2. Apa manfaat niacinamide?

Niacinamide memiliki banyak manfaat, terutama membantu mengencangkan pori-pori, melawan tanda-tanda penuaan, meringankan bintik hitam, dan mengendalikan jerawat. Dokter kulit New York Debra Jaliman, sebelumnya mengatakan kepada Health bahwa antioksidan kuat dapat menghilangkan kulit kusam. Dokter kulit William Kwan menambahkan bahwa itu dapat melembabkan kulit dengan mengurangi kehilangan air.

3. Apa itu slugging dalam perawatan kulit?
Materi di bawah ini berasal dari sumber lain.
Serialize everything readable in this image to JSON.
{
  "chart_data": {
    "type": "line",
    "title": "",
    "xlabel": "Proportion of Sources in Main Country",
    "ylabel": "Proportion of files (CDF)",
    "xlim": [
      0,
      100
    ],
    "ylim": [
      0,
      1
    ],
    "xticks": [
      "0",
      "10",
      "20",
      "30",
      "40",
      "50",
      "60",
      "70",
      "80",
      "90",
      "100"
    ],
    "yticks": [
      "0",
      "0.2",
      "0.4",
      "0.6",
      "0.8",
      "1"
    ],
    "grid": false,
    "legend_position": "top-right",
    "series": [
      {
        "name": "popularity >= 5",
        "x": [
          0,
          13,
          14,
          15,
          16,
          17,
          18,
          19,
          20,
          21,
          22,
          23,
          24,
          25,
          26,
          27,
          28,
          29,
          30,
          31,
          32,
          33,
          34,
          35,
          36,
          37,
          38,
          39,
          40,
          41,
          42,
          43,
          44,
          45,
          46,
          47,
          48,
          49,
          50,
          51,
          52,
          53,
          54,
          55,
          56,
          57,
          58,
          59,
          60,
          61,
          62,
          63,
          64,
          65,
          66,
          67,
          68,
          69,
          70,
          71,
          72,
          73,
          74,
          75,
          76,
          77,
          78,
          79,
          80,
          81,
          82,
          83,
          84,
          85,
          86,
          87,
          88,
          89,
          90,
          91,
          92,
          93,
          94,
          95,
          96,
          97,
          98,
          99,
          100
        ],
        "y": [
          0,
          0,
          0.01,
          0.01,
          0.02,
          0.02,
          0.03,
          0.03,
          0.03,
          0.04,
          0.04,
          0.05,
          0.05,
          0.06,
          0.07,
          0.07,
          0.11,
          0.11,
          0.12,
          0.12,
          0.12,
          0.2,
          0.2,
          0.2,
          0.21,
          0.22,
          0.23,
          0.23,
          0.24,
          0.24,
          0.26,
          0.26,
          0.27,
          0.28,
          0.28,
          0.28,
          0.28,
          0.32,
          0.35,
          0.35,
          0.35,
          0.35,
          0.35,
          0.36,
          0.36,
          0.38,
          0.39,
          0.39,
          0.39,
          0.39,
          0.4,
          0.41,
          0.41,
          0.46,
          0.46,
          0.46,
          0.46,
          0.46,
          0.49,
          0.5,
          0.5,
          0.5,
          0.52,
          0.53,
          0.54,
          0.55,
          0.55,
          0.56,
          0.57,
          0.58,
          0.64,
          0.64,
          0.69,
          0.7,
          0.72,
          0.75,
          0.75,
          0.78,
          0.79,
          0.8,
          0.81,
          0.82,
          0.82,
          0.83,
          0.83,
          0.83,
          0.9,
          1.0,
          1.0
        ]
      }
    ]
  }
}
Slugging adalah praktik untuk melapisi wajah dengan petroleum jelly atau salep serupa untuk membentuk segel pada kulit, yang mencegah kehilangan air, menjaga kulit tetap montok, dan membantu penghalang kulit yang rusak memperbaiki dirinya sendiri. Slugging dalam perawatan kulit tidak melibatkan lendir siput.

4. Bahan apa yang harus dihindari dalam perawatan kulit?

Memutuskan bahan mana yang harus dihindari dalam perawatan kulit bisa jadi rumit, tetapi berdasarkan kemampuan paraben, ftalat, benzofenon, dan silikon siklik yang mengganggu hormon, seperti cyclopentasiloxane, bisa dikatakan bahwa itu layak dihindari.

Untuk menghindari iritasi, The Campaign for Safe Cosmetics merekomendasikan untuk menghindari methylisothiazolinone dan methylchloroisothiazolinone, yang sering membuat kulit sensitif, dan pelepas formaldehida seperti DMDM hidantoin, diazolidinyl urea, imidazolidinyl urea, dan quaternium-15. Para ahli juga merekomendasikan menghindari bahan perfluorinated seperti perfluorohexane dan pentafluoropropane, karena PFAS terkait dengan jenis kanker.

5. Kapan waktu yang tepat menggunakan vitamin C?

Vitamin C bisa digunakan kapan saja. Tapi, pagi hari harus digunakan setelah mencuci muka dan menggunakan toner. Di malam hari, oleskan pada perawatan pasca-pengelupasan, toner, krim mata, dan noda.

6. Apa manfaat vitamin C untuk kulit?

Bahan ini merangsang produksi kolagen untuk kulit yang lebih montok, lebih kenyal, dan mengatasi tanda-tanda penuaan dengan memperbaiki kerusakan yang disebabkan oleh polusi dan sinar UV. Dermatologis Arielle Nagler merekomendasikan setiap orang untuk menggunakan produk vitamin C dalam rutinitas kecantikan.

7. Bagaimana mengaplikasikan retinol pada kulit?

Untuk memanfaatkan retinol secara maksimal tanpa memicu kekeringan, Shari Lipner, seorang dokter kulit di New York, mengatakan agar menggunakannya secara bertahap. Jumlah seukuran kacang polong dapat merawat seluruh wajah, dan dia merekomendasikan penggunaan retinol setiap hari pada awalnya. Oleskan retinoid di malam hari, karena itu sensitif terhadap sinar matahari.

8. Kapan menerapkan BHA?

Baik pagi atau malam, exfoliant asam beta hidroksi seperti asam salisilat boleh digunakan. Ini digunakan setelah pembersih, karena perawatan kulit ini meningkatkan pergantian sel dengan melonggarkan ikatan antara sel-sel kulit yang sehat dan mati, yang berarti apa pun yang digunakan setelahnya akan menembus lebih baik.